The next stop in the CPD process is writing “memos,” or short documents in which each group summarizes their initial findings and puts together draft recommendations. Each group then presented its memo to a faculty “Review Panel,” made up of four faculty members playing the roles of important stakeholders. Over the course of about three hours, the panel grilled each group, asking tough questions and picking over every small detail. Each group received pointed criticism – the way a Supreme Court Justice, Member of Congress, or dissertation committee member might deliver it – which pointed toward rough drafts and final presentations.
The process also includes direct conversations with experts. This semester, our cohort met with two.
First, we spent an hour with Dr. Anne Schuchat, the Principal Deputy Director of the Centers for Disease Control. It would be difficult to find someone better positioned to offer advice to our students: Dr. Schuchat spent eight months as Acting Director of the CDC and is an expert on respiratory diseases like COVID-19. Her session included sage advice on making challenging leadership decisions, thoughtful reflections on the Trump Administration’s handling of the current crisis, and answers to many informed student questions. (Like Goldfuss, Schuchat offered us a hint of insight into her personal life: over 20 chickens of all shapes and sizes sat silently behind her, providing a joyful juxtaposition to her professional demeanor – and a small unsolved mystery!)
We then met with Dr. Ana Marie Cauce, the President of the University of Washington. The UW is playing a leading role in responding to the COVID-19 epidemic (for example, the UW’s Institute for Health Metrics and Evaluation is the leading source for COVID-19 projections, and several University professors are leading key pandemic studies). And, because the Seattle area was “ground zero” for the U.S., President Cauce has had to make a number of leadership decisions before her peers around the country. The meeting with Cauce helped students better understand how academia can help solve societal problems, and gave new insight into the ethical decisions leaders have to make in crisis situations. As one student asked, “How do you make the best decisions when stakes are high and information is imperfect?” (Cauce too offered a bit of unexpected personal insight when one of her cats leapt up behind her and began peering at us through the screen!)
After compiling their research for several days, the students created rough drafts that our faculty critiqued in writing. After further discussion, disagreement, research, and revision, they will be ready to publish and present! Each semester we try to meet with on-the-ground policymakers who have the ability to incorporate our students’ ideas into actual policy. With whom will we meet this spring? Stay tuned!

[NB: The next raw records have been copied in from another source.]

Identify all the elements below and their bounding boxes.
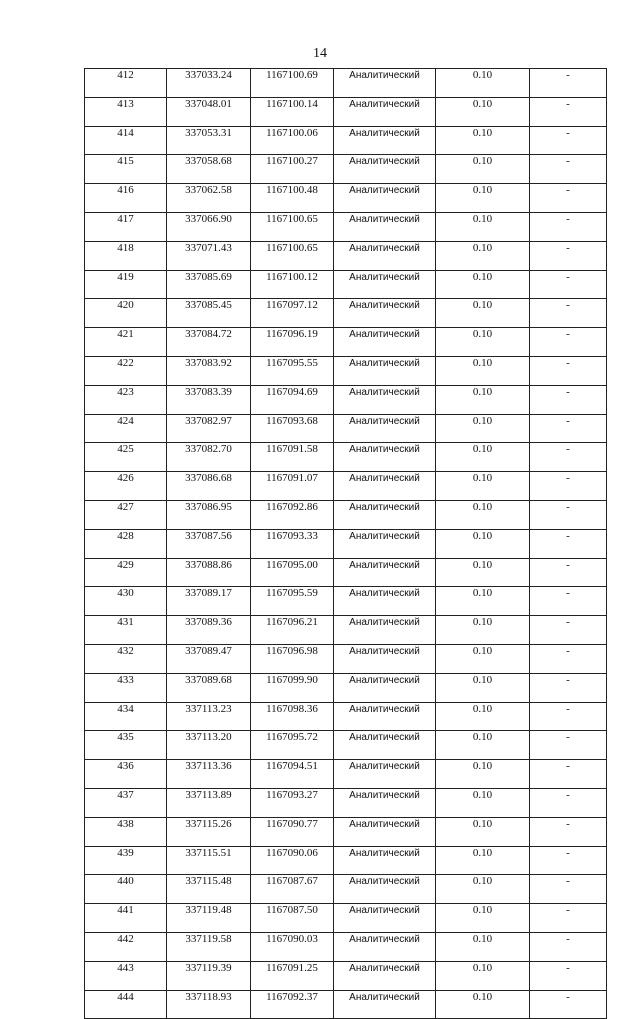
accuracy-cell: 0.10 [436, 846, 530, 875]
y-coordinate-cell: 1167092.37 [251, 990, 334, 1019]
note-cell: - [530, 241, 607, 270]
x-coordinate-cell: 337053.31 [167, 126, 251, 155]
y-coordinate-cell: 1167091.25 [251, 961, 334, 990]
method-cell: Аналитический [334, 529, 436, 558]
table-row [85, 328, 607, 357]
table-row [85, 904, 607, 933]
note-cell: - [530, 788, 607, 817]
table-row [85, 241, 607, 270]
table-row [85, 932, 607, 961]
x-coordinate-cell: 337119.48 [167, 904, 251, 933]
y-coordinate-cell: 1167100.14 [251, 97, 334, 126]
note-cell: - [530, 587, 607, 616]
y-coordinate-cell: 1167093.27 [251, 788, 334, 817]
accuracy-cell: 0.10 [436, 299, 530, 328]
y-coordinate-cell: 1167091.07 [251, 472, 334, 501]
y-coordinate-cell: 1167100.65 [251, 241, 334, 270]
method-cell: Аналитический [334, 875, 436, 904]
point-number-cell: 428 [85, 529, 167, 558]
y-coordinate-cell: 1167092.86 [251, 500, 334, 529]
point-number-cell: 438 [85, 817, 167, 846]
note-cell: - [530, 760, 607, 789]
point-number-cell: 419 [85, 270, 167, 299]
method-cell: Аналитический [334, 616, 436, 645]
point-number-cell: 435 [85, 731, 167, 760]
y-coordinate-cell: 1167090.03 [251, 932, 334, 961]
note-cell: - [530, 472, 607, 501]
y-coordinate-cell: 1167094.69 [251, 385, 334, 414]
x-coordinate-cell: 337087.56 [167, 529, 251, 558]
method-cell: Аналитический [334, 184, 436, 213]
x-coordinate-cell: 337089.47 [167, 644, 251, 673]
note-cell: - [530, 731, 607, 760]
y-coordinate-cell: 1167100.65 [251, 212, 334, 241]
method-cell: Аналитический [334, 932, 436, 961]
x-coordinate-cell: 337084.72 [167, 328, 251, 357]
note-cell: - [530, 846, 607, 875]
x-coordinate-cell: 337085.69 [167, 270, 251, 299]
note-cell: - [530, 69, 607, 98]
point-number-cell: 412 [85, 69, 167, 98]
note-cell: - [530, 385, 607, 414]
y-coordinate-cell: 1167091.58 [251, 443, 334, 472]
table-row [85, 299, 607, 328]
table-row [85, 472, 607, 501]
y-coordinate-cell: 1167100.48 [251, 184, 334, 213]
accuracy-cell: 0.10 [436, 69, 530, 98]
point-number-cell: 441 [85, 904, 167, 933]
table-row [85, 97, 607, 126]
y-coordinate-cell: 1167090.06 [251, 846, 334, 875]
point-number-cell: 413 [85, 97, 167, 126]
accuracy-cell: 0.10 [436, 961, 530, 990]
note-cell: - [530, 299, 607, 328]
method-cell: Аналитический [334, 644, 436, 673]
accuracy-cell: 0.10 [436, 990, 530, 1019]
x-coordinate-cell: 337119.39 [167, 961, 251, 990]
method-cell: Аналитический [334, 961, 436, 990]
method-cell: Аналитический [334, 328, 436, 357]
note-cell: - [530, 673, 607, 702]
accuracy-cell: 0.10 [436, 817, 530, 846]
note-cell: - [530, 644, 607, 673]
y-coordinate-cell: 1167093.33 [251, 529, 334, 558]
method-cell: Аналитический [334, 212, 436, 241]
method-cell: Аналитический [334, 155, 436, 184]
table-row [85, 846, 607, 875]
method-cell: Аналитический [334, 414, 436, 443]
method-cell: Аналитический [334, 270, 436, 299]
method-cell: Аналитический [334, 817, 436, 846]
note-cell: - [530, 558, 607, 587]
note-cell: - [530, 184, 607, 213]
note-cell: - [530, 529, 607, 558]
table-row [85, 558, 607, 587]
y-coordinate-cell: 1167100.27 [251, 155, 334, 184]
note-cell: - [530, 356, 607, 385]
accuracy-cell: 0.10 [436, 184, 530, 213]
point-number-cell: 434 [85, 702, 167, 731]
table-row [85, 760, 607, 789]
point-number-cell: 432 [85, 644, 167, 673]
note-cell: - [530, 961, 607, 990]
point-number-cell: 442 [85, 932, 167, 961]
accuracy-cell: 0.10 [436, 443, 530, 472]
x-coordinate-cell: 337113.20 [167, 731, 251, 760]
accuracy-cell: 0.10 [436, 529, 530, 558]
note-cell: - [530, 414, 607, 443]
point-number-cell: 443 [85, 961, 167, 990]
y-coordinate-cell: 1167096.98 [251, 644, 334, 673]
method-cell: Аналитический [334, 788, 436, 817]
method-cell: Аналитический [334, 443, 436, 472]
note-cell: - [530, 126, 607, 155]
accuracy-cell: 0.10 [436, 587, 530, 616]
accuracy-cell: 0.10 [436, 616, 530, 645]
x-coordinate-cell: 337115.51 [167, 846, 251, 875]
accuracy-cell: 0.10 [436, 270, 530, 299]
note-cell: - [530, 328, 607, 357]
table-row [85, 961, 607, 990]
x-coordinate-cell: 337071.43 [167, 241, 251, 270]
y-coordinate-cell: 1167099.90 [251, 673, 334, 702]
table-row [85, 270, 607, 299]
method-cell: Аналитический [334, 500, 436, 529]
y-coordinate-cell: 1167100.06 [251, 126, 334, 155]
x-coordinate-cell: 337082.97 [167, 414, 251, 443]
point-number-cell: 417 [85, 212, 167, 241]
note-cell: - [530, 817, 607, 846]
y-coordinate-cell: 1167097.12 [251, 299, 334, 328]
method-cell: Аналитический [334, 385, 436, 414]
y-coordinate-cell: 1167095.72 [251, 731, 334, 760]
point-number-cell: 429 [85, 558, 167, 587]
method-cell: Аналитический [334, 356, 436, 385]
note-cell: - [530, 97, 607, 126]
x-coordinate-cell: 337085.45 [167, 299, 251, 328]
note-cell: - [530, 212, 607, 241]
accuracy-cell: 0.10 [436, 673, 530, 702]
accuracy-cell: 0.10 [436, 644, 530, 673]
y-coordinate-cell: 1167096.21 [251, 616, 334, 645]
accuracy-cell: 0.10 [436, 155, 530, 184]
table-row [85, 875, 607, 904]
x-coordinate-cell: 337119.58 [167, 932, 251, 961]
accuracy-cell: 0.10 [436, 97, 530, 126]
x-coordinate-cell: 337113.89 [167, 788, 251, 817]
x-coordinate-cell: 337048.01 [167, 97, 251, 126]
x-coordinate-cell: 337113.23 [167, 702, 251, 731]
y-coordinate-cell: 1167100.12 [251, 270, 334, 299]
accuracy-cell: 0.10 [436, 702, 530, 731]
x-coordinate-cell: 337113.36 [167, 760, 251, 789]
table-row [85, 212, 607, 241]
table-row [85, 731, 607, 760]
y-coordinate-cell: 1167095.55 [251, 356, 334, 385]
x-coordinate-cell: 337086.95 [167, 500, 251, 529]
method-cell: Аналитический [334, 69, 436, 98]
y-coordinate-cell: 1167090.77 [251, 817, 334, 846]
x-coordinate-cell: 337115.48 [167, 875, 251, 904]
accuracy-cell: 0.10 [436, 356, 530, 385]
note-cell: - [530, 155, 607, 184]
accuracy-cell: 0.10 [436, 472, 530, 501]
note-cell: - [530, 616, 607, 645]
table-row [85, 587, 607, 616]
point-number-cell: 437 [85, 788, 167, 817]
table-row [85, 414, 607, 443]
accuracy-cell: 0.10 [436, 558, 530, 587]
table-row [85, 184, 607, 213]
point-number-cell: 425 [85, 443, 167, 472]
y-coordinate-cell: 1167095.59 [251, 587, 334, 616]
table-row [85, 644, 607, 673]
point-number-cell: 416 [85, 184, 167, 213]
method-cell: Аналитический [334, 126, 436, 155]
point-number-cell: 444 [85, 990, 167, 1019]
y-coordinate-cell: 1167096.19 [251, 328, 334, 357]
method-cell: Аналитический [334, 673, 436, 702]
accuracy-cell: 0.10 [436, 126, 530, 155]
note-cell: - [530, 270, 607, 299]
x-coordinate-cell: 337089.17 [167, 587, 251, 616]
point-number-cell: 436 [85, 760, 167, 789]
x-coordinate-cell: 337089.68 [167, 673, 251, 702]
table-row [85, 500, 607, 529]
note-cell: - [530, 443, 607, 472]
method-cell: Аналитический [334, 846, 436, 875]
table-row [85, 817, 607, 846]
y-coordinate-cell: 1167095.00 [251, 558, 334, 587]
accuracy-cell: 0.10 [436, 788, 530, 817]
table-row [85, 443, 607, 472]
table-row [85, 126, 607, 155]
point-number-cell: 431 [85, 616, 167, 645]
x-coordinate-cell: 337118.93 [167, 990, 251, 1019]
y-coordinate-cell: 1167094.51 [251, 760, 334, 789]
table-row [85, 616, 607, 645]
coordinates-table [84, 68, 607, 1019]
accuracy-cell: 0.10 [436, 385, 530, 414]
x-coordinate-cell: 337089.36 [167, 616, 251, 645]
method-cell: Аналитический [334, 904, 436, 933]
method-cell: Аналитический [334, 760, 436, 789]
point-number-cell: 424 [85, 414, 167, 443]
y-coordinate-cell: 1167087.50 [251, 904, 334, 933]
table-row [85, 673, 607, 702]
accuracy-cell: 0.10 [436, 904, 530, 933]
x-coordinate-cell: 337082.70 [167, 443, 251, 472]
y-coordinate-cell: 1167098.36 [251, 702, 334, 731]
accuracy-cell: 0.10 [436, 212, 530, 241]
table-row [85, 788, 607, 817]
point-number-cell: 418 [85, 241, 167, 270]
x-coordinate-cell: 337088.86 [167, 558, 251, 587]
x-coordinate-cell: 337058.68 [167, 155, 251, 184]
note-cell: - [530, 990, 607, 1019]
x-coordinate-cell: 337066.90 [167, 212, 251, 241]
note-cell: - [530, 904, 607, 933]
note-cell: - [530, 875, 607, 904]
x-coordinate-cell: 337086.68 [167, 472, 251, 501]
x-coordinate-cell: 337083.92 [167, 356, 251, 385]
accuracy-cell: 0.10 [436, 760, 530, 789]
point-number-cell: 415 [85, 155, 167, 184]
x-coordinate-cell: 337115.26 [167, 817, 251, 846]
x-coordinate-cell: 337083.39 [167, 385, 251, 414]
y-coordinate-cell: 1167087.67 [251, 875, 334, 904]
accuracy-cell: 0.10 [436, 414, 530, 443]
note-cell: - [530, 500, 607, 529]
point-number-cell: 421 [85, 328, 167, 357]
method-cell: Аналитический [334, 97, 436, 126]
x-coordinate-cell: 337033.24 [167, 69, 251, 98]
x-coordinate-cell: 337062.58 [167, 184, 251, 213]
point-number-cell: 423 [85, 385, 167, 414]
point-number-cell: 427 [85, 500, 167, 529]
note-cell: - [530, 702, 607, 731]
point-number-cell: 420 [85, 299, 167, 328]
table-row [85, 356, 607, 385]
point-number-cell: 414 [85, 126, 167, 155]
method-cell: Аналитический [334, 731, 436, 760]
table-row [85, 702, 607, 731]
point-number-cell: 439 [85, 846, 167, 875]
point-number-cell: 426 [85, 472, 167, 501]
accuracy-cell: 0.10 [436, 241, 530, 270]
method-cell: Аналитический [334, 558, 436, 587]
table-body [85, 69, 607, 1019]
point-number-cell: 433 [85, 673, 167, 702]
accuracy-cell: 0.10 [436, 731, 530, 760]
table-row [85, 385, 607, 414]
method-cell: Аналитический [334, 299, 436, 328]
method-cell: Аналитический [334, 990, 436, 1019]
table-row [85, 990, 607, 1019]
accuracy-cell: 0.10 [436, 932, 530, 961]
table-row [85, 69, 607, 98]
accuracy-cell: 0.10 [436, 875, 530, 904]
table-row [85, 155, 607, 184]
method-cell: Аналитический [334, 702, 436, 731]
point-number-cell: 422 [85, 356, 167, 385]
page-number: 14 [313, 46, 327, 61]
table-row [85, 529, 607, 558]
point-number-cell: 430 [85, 587, 167, 616]
note-cell: - [530, 932, 607, 961]
method-cell: Аналитический [334, 241, 436, 270]
method-cell: Аналитический [334, 587, 436, 616]
y-coordinate-cell: 1167093.68 [251, 414, 334, 443]
method-cell: Аналитический [334, 472, 436, 501]
y-coordinate-cell: 1167100.69 [251, 69, 334, 98]
accuracy-cell: 0.10 [436, 500, 530, 529]
accuracy-cell: 0.10 [436, 328, 530, 357]
point-number-cell: 440 [85, 875, 167, 904]
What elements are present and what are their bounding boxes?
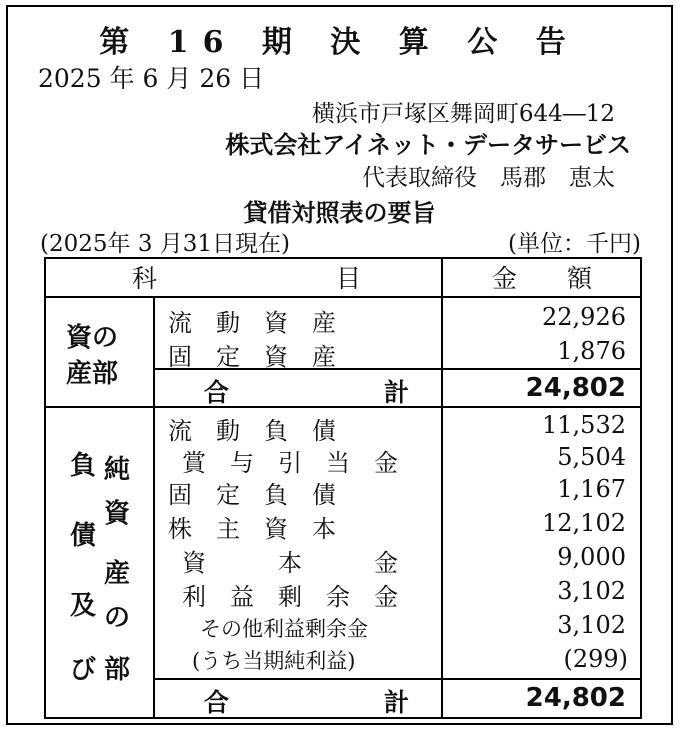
company-address: 横浜市戸塚区舞岡町644―12 (311, 101, 615, 127)
liabilities-label-char: 債 (70, 521, 97, 551)
liability-row-label: 賞 与 引 当 金 (182, 449, 398, 477)
liability-row-value: 11,532 (542, 411, 626, 439)
header-amount: 金 額 (492, 264, 593, 293)
assets-section-label-line1: 資の (66, 323, 119, 353)
asset-row-value: 22,926 (542, 303, 626, 331)
unit-label: (単位：千円) (508, 231, 641, 257)
liabilities-total-label-left: 合 (204, 688, 230, 717)
liabilities-label-char: 部 (104, 655, 131, 685)
assets-total-label-right: 計 (384, 378, 410, 407)
liability-row-value: 12,102 (542, 509, 626, 537)
liabilities-label-char: 純 (104, 455, 131, 485)
liabilities-label-char: 及 (70, 591, 97, 621)
statement-title: 貸借対照表の要旨 (243, 199, 436, 227)
liability-row-label: 利 益 剰 余 金 (182, 583, 398, 611)
liability-row-value: 5,504 (557, 443, 626, 471)
representative: 代表取締役 馬郡 恵太 (362, 165, 615, 191)
liability-row-label: 流 動 負 債 (168, 417, 336, 445)
assets-total-value: 24,802 (525, 373, 626, 403)
notice-date: 2025 年 6 月 26 日 (38, 64, 265, 93)
assets-total-label-left: 合 (204, 378, 230, 407)
liabilities-total-label-right: 計 (384, 688, 410, 717)
liabilities-label-char: 産 (104, 559, 131, 589)
liability-row-label: 固 定 負 債 (168, 481, 336, 509)
asset-row-label: 流 動 資 産 (168, 309, 336, 337)
liability-row-label: その他利益剰余金 (200, 617, 368, 641)
public-notice-frame (6, 5, 673, 725)
balance-sheet-table (44, 257, 642, 719)
liabilities-label-char: 資 (104, 499, 131, 529)
liability-row-label: 資 本 金 (182, 549, 398, 577)
liability-row-label: 株 主 資 本 (168, 515, 336, 543)
company-name: 株式会社アイネット・データサービス (225, 131, 631, 159)
liability-row-value: 3,102 (557, 611, 626, 639)
liabilities-label-char: の (104, 603, 131, 633)
notice-title: 第 16 期 決 算 公 告 (99, 25, 580, 60)
liability-row-value: 3,102 (557, 577, 626, 605)
assets-section-label-line2: 産部 (66, 359, 119, 389)
asset-row-label: 固 定 資 産 (168, 343, 336, 371)
liabilities-label-char: 負 (70, 451, 97, 481)
liabilities-total-value: 24,802 (525, 683, 626, 713)
liability-row-value: 9,000 (557, 543, 626, 571)
header-subject-right: 目 (336, 264, 362, 293)
asset-row-value: 1,876 (557, 337, 626, 365)
liability-row-value: 1,167 (557, 475, 626, 503)
liability-row-value: (299) (563, 645, 628, 673)
liability-row-label: (うち当期純利益) (192, 649, 356, 673)
as-of-date: (2025年 3 月31日現在) (40, 231, 291, 257)
header-subject-left: 科 (132, 264, 158, 293)
liabilities-label-char: び (70, 655, 97, 685)
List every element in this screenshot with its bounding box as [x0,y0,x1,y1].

Meanwhile, we’re continuing our community-building outside of the classroom. We’ve asked students to continue with our chore and exercise programs, and to post photos of that work on our internal server. Those photos are always great fun to review; we’ve included a few of our favorites below.
One more thought: Just after the quotation that starts this entry, Brontë adds the following line:
Strong wind, earthquake-shock, and fire may pass by: but I shall follow the guiding of that still small voice which interprets the dictates of conscience.
We may be sharing virtual space together, but there is still every opportunity for our students to turn their still-small voices of conscience into clarion cannons. That has always been our work at SEGL, and the reason we continue to be hopeful and purposeful.